Wherein, The heat capacity of the battery is obtained; is the thermal resistance between the interior and the surface of the battery; the heat capacity of the battery surface shell; Is the thermal resistance between the surface of the battery and the external environment; 、 And The internal temperature of the battery, the surface of the battery and the ambient temperature of the battery,Is the firstThe surface temperature of the step battery is equal to the surface temperature of the step battery,Is the firstThe internal temperature of the step battery is equal to the temperature of the battery,Is the firstThe heat generation power inside the step battery,Is the firstThe temperature of the environment outside the step is,Is thatIs the inverse of the number of (a),Is thatIs the inverse of (c). .

Step three: the system state space equation and the measurement equation are:

；

Wherein:

；

；

；

；

Wherein: Is the first Step state vector; a is a state transition matrix; b is a system control matrix; Is the first Controlling the amount of steps; Is the first +1 Step measurement state vector; in order to have a measurement noise matrix, Is the firstA state vector of the step; Is the first And observing the surface temperature of the battery.

S4-1: the online identification process of the extremely simple electrochemical model by adopting a genetic algorithm is as follows:

Is provided with AndRespectively representing a terminal voltage simulation value and an experimental value of a polar electrochemical model, wherein the evaluation index of the genetic algorithm individual is thatError function of (2)The expression is:；

S4-2: the process of carrying out on-line parameter identification on the two-state centralized parameter thermal model by adopting a recursive least square algorithm is as follows:

The parameter vector of the dual-state centralized parameter thermal model is ；

The observation vector is:；

；

Then ，

Wherein,For the heat capacity of the battery,Is the heat capacity of the battery surface shell,To provide thermal resistance between the interior and the surface of the cell,To provide thermal resistance between the cell surface and the external environment,Is the firstThe output of the surface temperature of the step battery,Is the firstThe temperature output quantity of the internal part of the step battery,Is the firstThe surface temperature of the step battery is equal to the surface temperature of the step battery,In time steps.

The parameters of the established extremely simple electrochemical model and the two-state centralized parameter thermal model are identified, and a plurality of unknown parameters in the model are obtained so as to solve the model.
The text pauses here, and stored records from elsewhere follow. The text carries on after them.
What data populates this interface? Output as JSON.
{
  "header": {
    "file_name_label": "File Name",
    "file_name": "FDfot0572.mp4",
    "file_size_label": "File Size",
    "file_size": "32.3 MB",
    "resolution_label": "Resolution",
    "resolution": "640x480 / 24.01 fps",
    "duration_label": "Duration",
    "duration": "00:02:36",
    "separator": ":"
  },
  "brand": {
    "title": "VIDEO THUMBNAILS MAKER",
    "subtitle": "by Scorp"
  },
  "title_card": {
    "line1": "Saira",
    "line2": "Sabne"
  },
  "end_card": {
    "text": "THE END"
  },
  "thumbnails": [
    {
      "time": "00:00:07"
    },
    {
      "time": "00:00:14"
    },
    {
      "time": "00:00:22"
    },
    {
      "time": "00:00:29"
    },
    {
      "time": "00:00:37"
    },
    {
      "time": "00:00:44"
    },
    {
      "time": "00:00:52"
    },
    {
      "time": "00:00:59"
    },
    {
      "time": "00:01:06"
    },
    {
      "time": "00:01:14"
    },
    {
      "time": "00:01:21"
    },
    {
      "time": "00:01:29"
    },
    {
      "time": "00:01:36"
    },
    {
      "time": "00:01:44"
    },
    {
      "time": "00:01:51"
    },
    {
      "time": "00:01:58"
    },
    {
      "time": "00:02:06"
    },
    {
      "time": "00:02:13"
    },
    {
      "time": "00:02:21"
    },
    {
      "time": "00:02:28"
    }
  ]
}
(5) Based on the system state space equation and the measurement equation in the step (3), the SRCKF algorithm is integrated into the lithium ion battery temperature estimation: and taking the terminal voltage and the open-circuit voltage output by the polar electrochemical model as the input of a single battery thermal model, adopting Bernardi heat generation equation to realize the calculation of the internal heat generation power of the battery, realizing the estimation of the internal and external temperature of the battery based on the battery heat transfer model and the SRCKF algorithm, feeding back the estimated internal temperature of the battery to the polar electrochemical model, updating the electrochemical parameters of the lithium ion battery, and realizing the coupling of the terminal voltage and the open-circuit voltage.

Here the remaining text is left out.